Las externalidades para el mundo desarrollado serán ciertamente significativas. Además, ya son importantes hoy en día. Adoptan dos formas principales: social y económica. Los efectos económicos son la inflación como resultado de los déficits de recursos y de producción derivados de las recanalizaciones.

Los efectos sociales negativos son una continuación de los económicos: un aumento de las tensiones sociales en medio de la caída de los ingresos y el aumento de los costes causados por el repunte de la inflación. En los países autoritarios, el inevitable aumento de las tensiones sociales provocará, entre otras cosas, un aumento de la inmigración hacia los países desarrollados.

Sin embargo, estas dos externalidades pueden neutralizarse en un futuro próximo, como trataré en mi próximo artículo. Lo que puedo decir aquí es que los modelos y la investigación sobre este tema apuntan claramente a formas aceptables de tratar estos problemas.

Otro importante coste potencial es el geopolítico.
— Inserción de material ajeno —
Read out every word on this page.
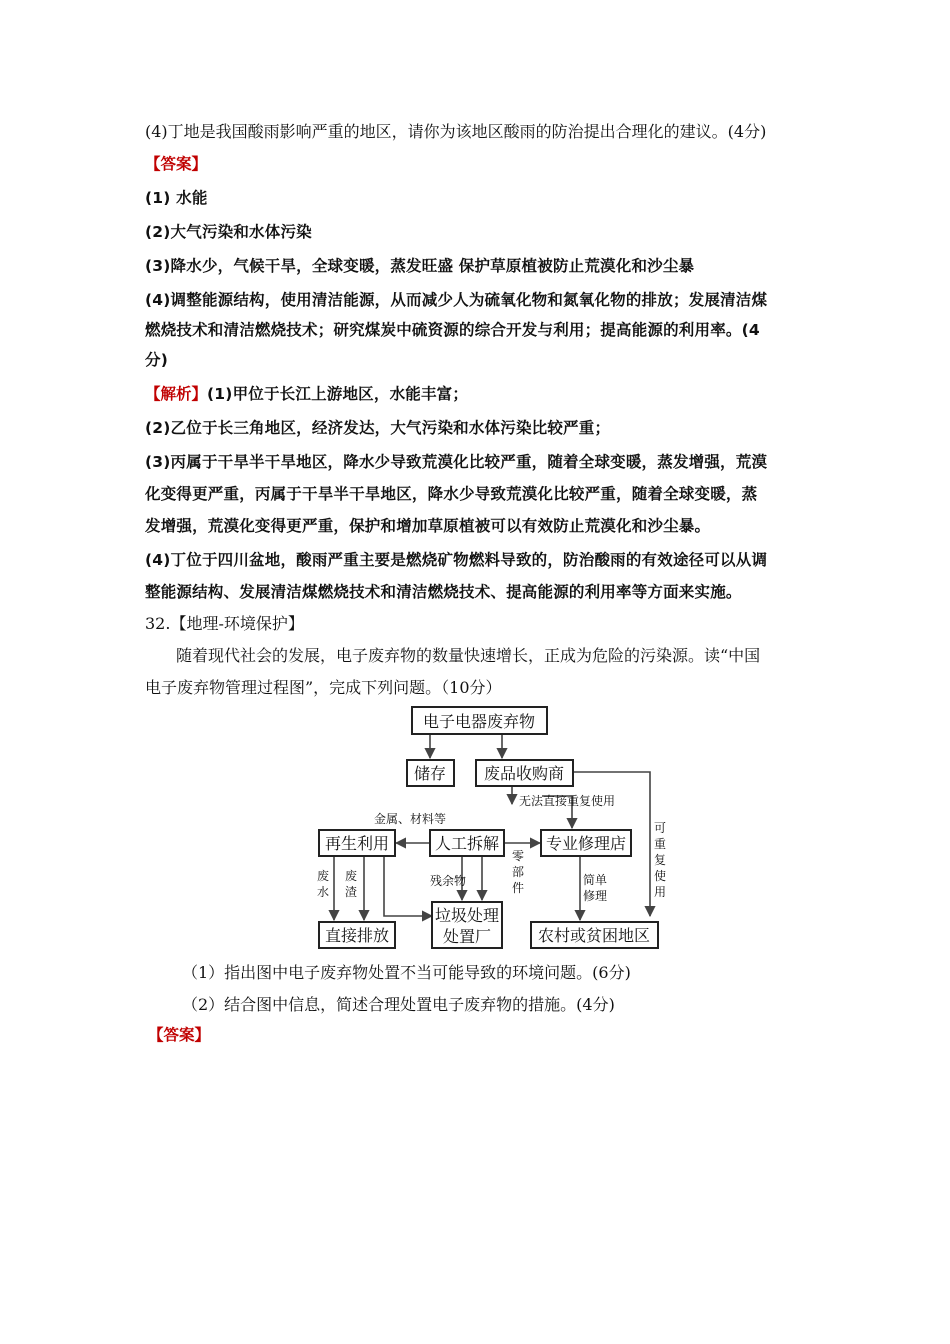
(4)丁地是我国酸雨影响严重的地区，请你为该地区酸雨的防治提出合理化的建议。(4分)
【答案】
(1) 水能
(2)大气污染和水体污染
(3)降水少，气候干旱，全球变暖，蒸发旺盛 保护草原植被防止荒漠化和沙尘暴
(4)调整能源结构，使用清洁能源，从而减少人为硫氧化物和氮氧化物的排放；发展清洁煤
燃烧技术和清洁燃烧技术；研究煤炭中硫资源的综合开发与利用；提高能源的利用率。(4
分)
【解析】(1)甲位于长江上游地区，水能丰富；
(2)乙位于长三角地区，经济发达，大气污染和水体污染比较严重；
(3)丙属于干旱半干旱地区，降水少导致荒漠化比较严重，随着全球变暖，蒸发增强，荒漠
化变得更严重，丙属于干旱半干旱地区，降水少导致荒漠化比较严重，随着全球变暖，蒸
发增强，荒漠化变得更严重，保护和增加草原植被可以有效防止荒漠化和沙尘暴。
(4)丁位于四川盆地，酸雨严重主要是燃烧矿物燃料导致的，防治酸雨的有效途径可以从调
整能源结构、发展清洁煤燃烧技术和清洁燃烧技术、提高能源的利用率等方面来实施。
32.【地理-环境保护】
随着现代社会的发展，电子废弃物的数量快速增长，正成为危险的污染源。读“中国
电子废弃物管理过程图”，完成下列问题。（10分）
电子电器废弃物
储存 废品收购商
再生利用	人工拆解	专业修理店
直接排放
垃圾处理
处置厂	农村或贫困地区
无法直接重复使用
金属、材料等
残余物	简单
修理
废
水
废
渣
零
部
件
可
重
复
使
用
（1）指出图中电子废弃物处置不当可能导致的环境问题。(6分)
（2）结合图中信息，简述合理处置电子废弃物的措施。(4分)
【答案】
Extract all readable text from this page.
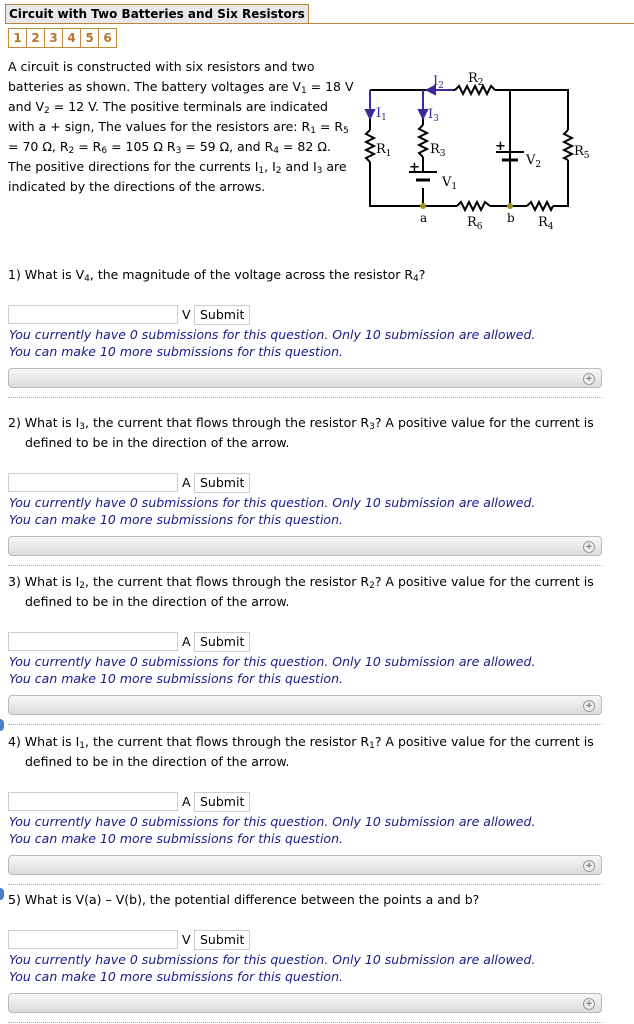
Circuit with Two Batteries and Six Resistors
1 2 3 4 5 6
A circuit is constructed with six resistors and two batteries as shown. The battery voltages are $V_1 = 18$ V and $V_2 = 12$ V. The positive terminals are indicated with a + sign, The values for the resistors are: $R_1 = R_5 = 70$ Ω, $R_2 = R_6 = 105$ Ω $R_3 = 59$ Ω, and $R_4 = 82$ Ω. The positive directions for the currents $I_1$, $I_2$ and $I_3$ are indicated by the directions of the arrows.
$I_1$
$I_2$
$I_3$
$R_2$
$R_1$	$R_3$	$R_5$
$R_6$	$R_4$
$V_1$
$V_2$
+
+
a	b
1) What is $V_4$, the magnitude of the voltage across the resistor $R_4$?
V Submit
You currently have 0 submissions for this question. Only 10 submission are allowed.
You can make 10 more submissions for this question.
+
2) What is $I_3$, the current that flows through the resistor $R_3$? A positive value for the current is defined to be in the direction of the arrow.
A Submit
You currently have 0 submissions for this question. Only 10 submission are allowed.
You can make 10 more submissions for this question.
+
3) What is $I_2$, the current that flows through the resistor $R_2$? A positive value for the current is defined to be in the direction of the arrow.
A Submit
You currently have 0 submissions for this question. Only 10 submission are allowed.
You can make 10 more submissions for this question.
+
4) What is $I_1$, the current that flows through the resistor $R_1$? A positive value for the current is defined to be in the direction of the arrow.
A Submit
You currently have 0 submissions for this question. Only 10 submission are allowed.
You can make 10 more submissions for this question.
+
5) What is V(a) – V(b), the potential difference between the points a and b?
V Submit
You currently have 0 submissions for this question. Only 10 submission are allowed.
You can make 10 more submissions for this question.
+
Se trata de la intensificación de los procesos de unificación de las autocracias. Sin embargo, las autocracias son diferentes, y es necesario crear condiciones en las que las autocracias se sientan más cómodas cooperando con el mundo desarrollado y cambiando sus preferencias que uniéndose al campo de los regímenes autoritarios. De hecho, esto es exactamente lo que se ha hecho ahora con respecto a Rusia, incluyendo todo tipo de sanciones y las inminentes restricciones a las importaciones de hidrocarburos. Crear condiciones de contradicción entre los intereses de las distintas autocracias y estimular su transformación es una parte necesaria de la política de desintegración.

Limitar la integración y fomentar el cambio de régimen es un proceso a largo plazo. Sin embargo, hay que entender que el orden mundial ha cambiado realmente. No es posible ni peligroso caer en un optimismo ilusorio y creer que el máximo acercamiento a los países con regímenes autoritarios enquistados, la apertura social, la inclusión geopolítica y la globalización productiva son el verdadero camino hacia un futuro brillante. Es precisamente este tipo de política conciliadora o, por el contrario, la política de intervención militar externa forzada la que ha llevado al mundo a un estado de turbulencia.

El camino hacia la cooperación en condiciones de conflicto agudo y falta de empatía se encuentra en dos direcciones: la coerción de la parte contraria mediante incentivos negativos y positivos y la alineación, o maximización, de los costes de ambas partes.

El primero es el camino que debe seguir el mundo desarrollado, el segundo es el camino de la confrontación directa, que debe evitarse. Occidente, con gran retraso, está siguiendo el primer camino. Sólo podemos esperar que se comprenda que el segundo camino es un desastre.